Not a lot happened. There was a welcome burst of excitement each time we needed petrol. Especially at one stop where Mariano pulled up at the kiosk to pay. A battered car approached from the other direction which slowed down but didn’t quite stop. The rotund driver opened his door and leapt out, door left swinging as the car hurtled toward us with no one at the wheel and no brake on. Liz leapt onto our car horn and started honking for all her worth. “That’ll stop it”, we thought. The runaway car came to a halt just short of our driver’s door.
Such excitement over we became a little bored. As car passenger backside set in we became so bored, in fact, that we decided to play pub cricket. It’s a childhood game you play on long journeys in England where all pubs have a name. As you pass a pub the person “in” scores “runs” according to the number of legs in the title. E.g. the “Dog and Duck” will score you 6 runs. If the pub name has no legs, e.g. “The Plough”, you are “out”.
There aren’t any pubs in Argentina so we managed to while away quite some time that way on the look out!
Rosario hove into view at 8 pm. Bags dropped at the luxurious Holiday Inn and sound check. We were due to play at 1 am but the audience didn’t start to show up till then. I think you might be starting to get the drift here? So, after 3 hours sleep in 48 we took the stage at 3am.
But that’s when it’s all worth it. Great audience, great show.

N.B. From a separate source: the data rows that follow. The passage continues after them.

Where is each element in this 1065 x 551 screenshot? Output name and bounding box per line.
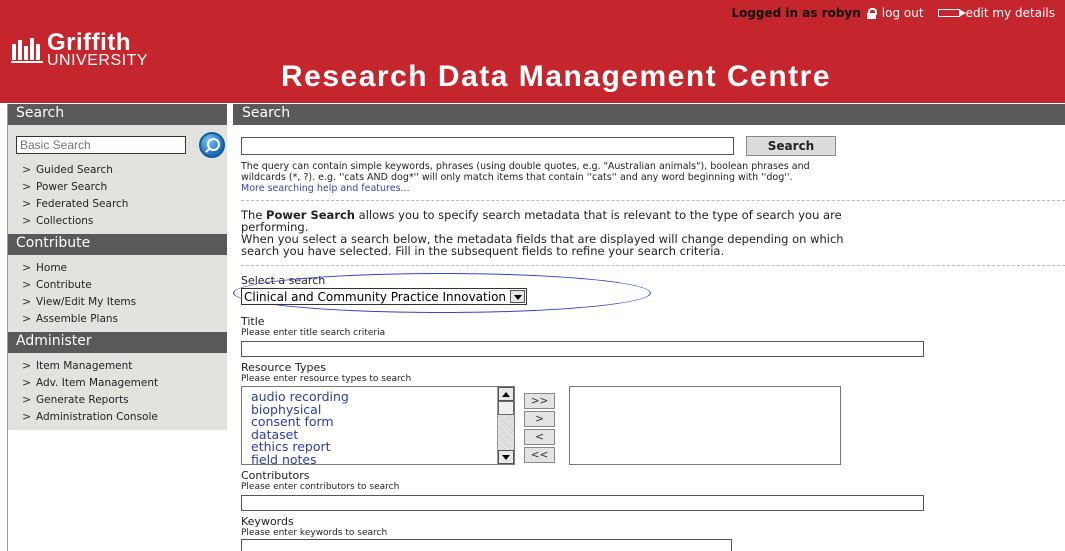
select-value: Clinical and Community Practice Innovati…: [244, 289, 507, 304]
chevron-right-icon: >: [22, 180, 32, 193]
sidebar-item-label: Administration Console: [36, 410, 158, 423]
sidebar-item-label: Guided Search: [36, 163, 113, 176]
chevron-right-icon: >: [22, 410, 32, 423]
intro-line4: search you have selected. Fill in the su…: [241, 244, 725, 258]
sidebar-item-item-management[interactable]: > Item Management: [8, 357, 227, 374]
sidebar-item-guided-search[interactable]: > Guided Search: [8, 161, 227, 178]
sidebar-item-administration-console[interactable]: > Administration Console: [8, 408, 227, 425]
remove-button[interactable]: <: [524, 429, 555, 445]
app-window: Logged in as robyn log out edit my detai…: [0, 0, 1065, 551]
listbox-scrollbar[interactable]: [497, 387, 514, 464]
contributors-label: Contributors: [241, 469, 310, 482]
resource-types-listbox[interactable]: audio recording biophysical consent form…: [241, 386, 515, 465]
sidebar-item-label: Adv. Item Management: [36, 376, 159, 389]
contributors-input[interactable]: [241, 494, 924, 511]
chevron-right-icon: >: [22, 393, 32, 406]
sidebar-item-assemble-plans[interactable]: > Assemble Plans: [8, 310, 227, 327]
logged-in-text: Logged in as robyn: [731, 6, 861, 20]
chevron-right-icon: >: [22, 359, 32, 372]
logo-line1: Griffith: [47, 29, 131, 56]
edit-details-link[interactable]: edit my details: [966, 6, 1055, 20]
search-button[interactable]: Search: [746, 136, 836, 156]
list-option[interactable]: field notes: [251, 453, 514, 464]
sidebar-item-power-search[interactable]: > Power Search: [8, 178, 227, 195]
sidebar-item-collections[interactable]: > Collections: [8, 212, 227, 229]
help-link[interactable]: More searching help and features...: [241, 183, 1065, 194]
scroll-down-icon[interactable]: [498, 450, 514, 464]
sidebar-contribute-section: Contribute > Home > Contribute > View/Edit …: [8, 234, 227, 332]
sidebar-heading-administer: Administer: [8, 332, 227, 353]
help-text-line1: The query can contain simple keywords, p…: [241, 161, 810, 172]
add-all-button[interactable]: >>: [524, 393, 555, 409]
sidebar: Search > Guided Search > Power Search > Fed…: [7, 104, 227, 551]
chevron-right-icon: >: [22, 163, 32, 176]
sidebar-item-label: Contribute: [36, 278, 92, 291]
sidebar-item-label: Item Management: [36, 359, 133, 372]
sidebar-administer-section: Administer > Item Management > Adv. Item M…: [8, 332, 227, 430]
sidebar-item-label: Home: [36, 261, 68, 274]
header-banner: Logged in as robyn log out edit my detai…: [0, 0, 1065, 103]
chevron-right-icon: >: [22, 214, 32, 227]
lock-icon: [866, 8, 877, 19]
chevron-right-icon: >: [22, 295, 32, 308]
selected-resource-types-listbox[interactable]: [569, 386, 841, 465]
sidebar-item-home[interactable]: > Home: [8, 259, 227, 276]
sidebar-heading-search: Search: [8, 104, 227, 125]
remove-all-button[interactable]: <<: [524, 447, 555, 463]
add-button[interactable]: >: [524, 411, 555, 427]
chevron-down-icon: [510, 290, 526, 303]
griffith-logo-icon: [11, 37, 43, 63]
sidebar-item-contribute[interactable]: > Contribute: [8, 276, 227, 293]
sidebar-item-label: Generate Reports: [36, 393, 129, 406]
intro-line1: The Power Search allows you to specify s…: [241, 209, 1065, 221]
title-input[interactable]: [241, 340, 924, 357]
title-hint: Please enter title search criteria: [241, 328, 386, 338]
site-title: Research Data Management Centre: [281, 60, 832, 93]
divider: [241, 200, 1065, 201]
chevron-right-icon: >: [22, 197, 32, 210]
sidebar-item-label: Collections: [36, 214, 94, 227]
sidebar-item-view-edit-items[interactable]: > View/Edit My Items: [8, 293, 227, 310]
keywords-input[interactable]: [241, 539, 732, 551]
sidebar-item-generate-reports[interactable]: > Generate Reports: [8, 391, 227, 408]
search-type-select[interactable]: Clinical and Community Practice Innovati…: [241, 288, 528, 305]
university-logo[interactable]: Griffith UNIVERSITY: [10, 29, 149, 69]
chevron-right-icon: >: [22, 376, 32, 389]
contributors-hint: Please enter contributors to search: [241, 482, 400, 492]
sidebar-item-label: Federated Search: [36, 197, 129, 210]
sidebar-item-label: Power Search: [36, 180, 108, 193]
keywords-hint: Please enter keywords to search: [241, 528, 388, 538]
keywords-label: Keywords: [241, 515, 294, 528]
main-heading: Search: [233, 104, 1065, 125]
query-input[interactable]: [241, 137, 734, 155]
chevron-right-icon: >: [22, 278, 32, 291]
sidebar-item-label: View/Edit My Items: [36, 295, 137, 308]
basic-search-input[interactable]: [16, 136, 186, 154]
resource-types-label: Resource Types: [241, 361, 326, 374]
scroll-thumb[interactable]: [498, 401, 514, 415]
sidebar-search-section: Search > Guided Search > Power Search > Fed…: [8, 104, 227, 234]
sidebar-item-federated-search[interactable]: > Federated Search: [8, 195, 227, 212]
scroll-up-icon[interactable]: [498, 387, 514, 401]
sidebar-item-label: Assemble Plans: [36, 312, 119, 325]
search-icon[interactable]: [199, 132, 225, 158]
logo-line2: UNIVERSITY: [47, 52, 149, 69]
sidebar-heading-contribute: Contribute: [8, 234, 227, 255]
chevron-right-icon: >: [22, 261, 32, 274]
resource-types-hint: Please enter resource types to search: [241, 374, 412, 384]
chevron-right-icon: >: [22, 312, 32, 325]
pencil-icon: [937, 9, 966, 17]
logout-link[interactable]: log out: [882, 6, 924, 20]
user-bar: Logged in as robyn log out edit my detai…: [731, 6, 1055, 20]
sidebar-item-adv-item-management[interactable]: > Adv. Item Management: [8, 374, 227, 391]
intro-post: allows you to specify search metadata th…: [355, 208, 842, 222]
help-text-line2: wildcards (*, ?). e.g. ''cats AND dog*''…: [241, 172, 793, 183]
main-content: Search The query can contain simple keyw…: [233, 125, 1065, 551]
divider: [241, 265, 1065, 266]
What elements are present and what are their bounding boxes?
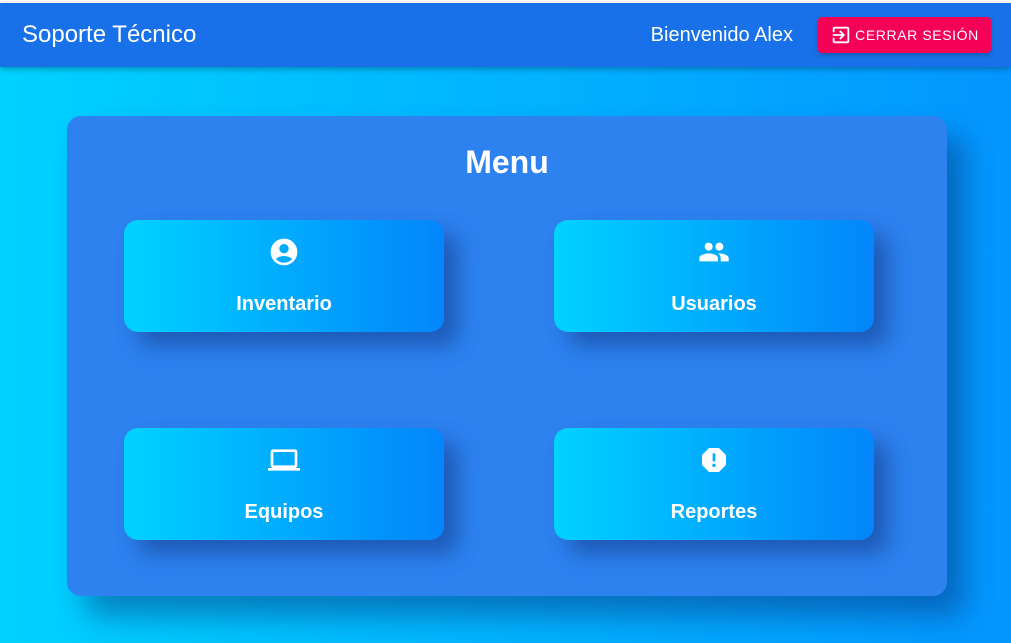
menu-tile-equipos[interactable]: Equipos: [124, 428, 444, 540]
menu-panel: Menu Inventario Usuarios Equipos Reporte…: [67, 116, 947, 596]
menu-tile-label: Equipos: [244, 501, 324, 523]
welcome-message: Bienvenido Alex: [650, 24, 793, 46]
laptop-icon: [268, 449, 300, 471]
report-icon: [702, 448, 726, 472]
menu-tile-reportes[interactable]: Reportes: [554, 428, 874, 540]
menu-title: Menu: [465, 144, 549, 180]
logout-label: CERRAR SESIÓN: [855, 27, 979, 43]
account-circle-icon: [270, 238, 298, 266]
app-bar: Soporte Técnico Bienvenido Alex CERRAR S…: [0, 3, 1011, 67]
menu-tile-label: Reportes: [670, 501, 758, 523]
menu-tile-label: Inventario: [236, 293, 332, 315]
menu-tile-label: Usuarios: [671, 293, 757, 315]
exit-to-app-icon: [832, 26, 850, 44]
menu-tile-inventario[interactable]: Inventario: [124, 220, 444, 332]
people-icon: [699, 242, 729, 262]
menu-tile-usuarios[interactable]: Usuarios: [554, 220, 874, 332]
app-title: Soporte Técnico: [22, 21, 197, 48]
logout-button[interactable]: CERRAR SESIÓN: [818, 17, 991, 53]
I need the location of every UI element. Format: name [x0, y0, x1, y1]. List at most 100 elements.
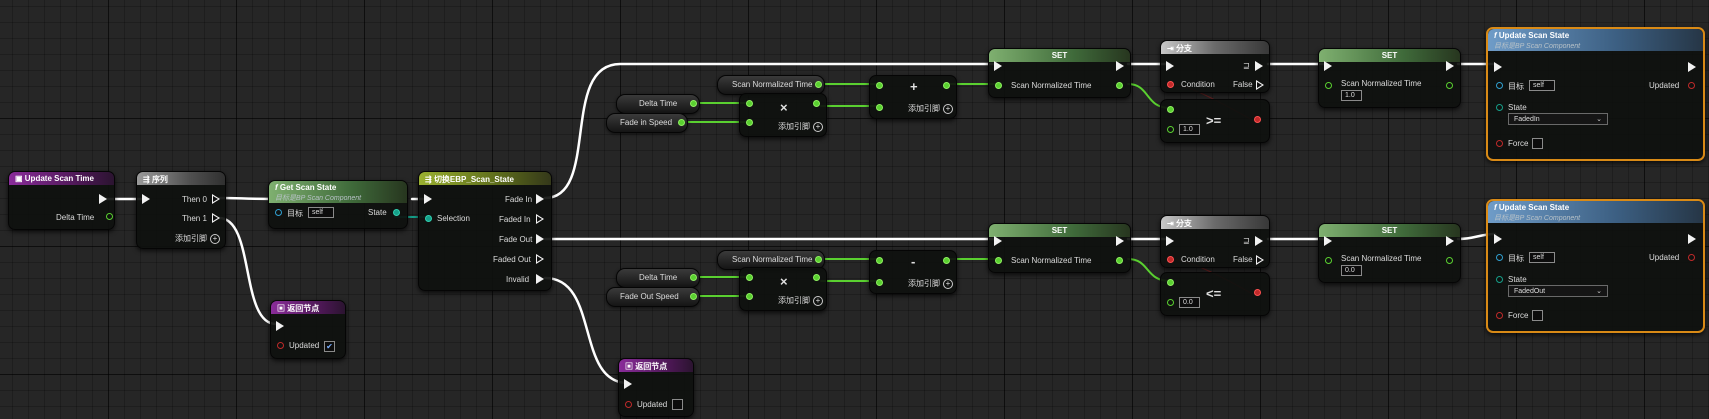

Liz, Tim and I left the venue at 5 pm to the cries of incredulous locals. “You are leaving so early?”, they insisted. “Stay a while. There’s plenty of life here yet”. And I bet there was, but after the delights of the Hotel Austral in Tandil the night before, the vast acres of freshly laundered cotton covering our bed in the Rosario Holiday Inn were enticing like a Siren’s song, calling out to tired mariners nearing land after being adrift for eternity on a sea of pampas grass.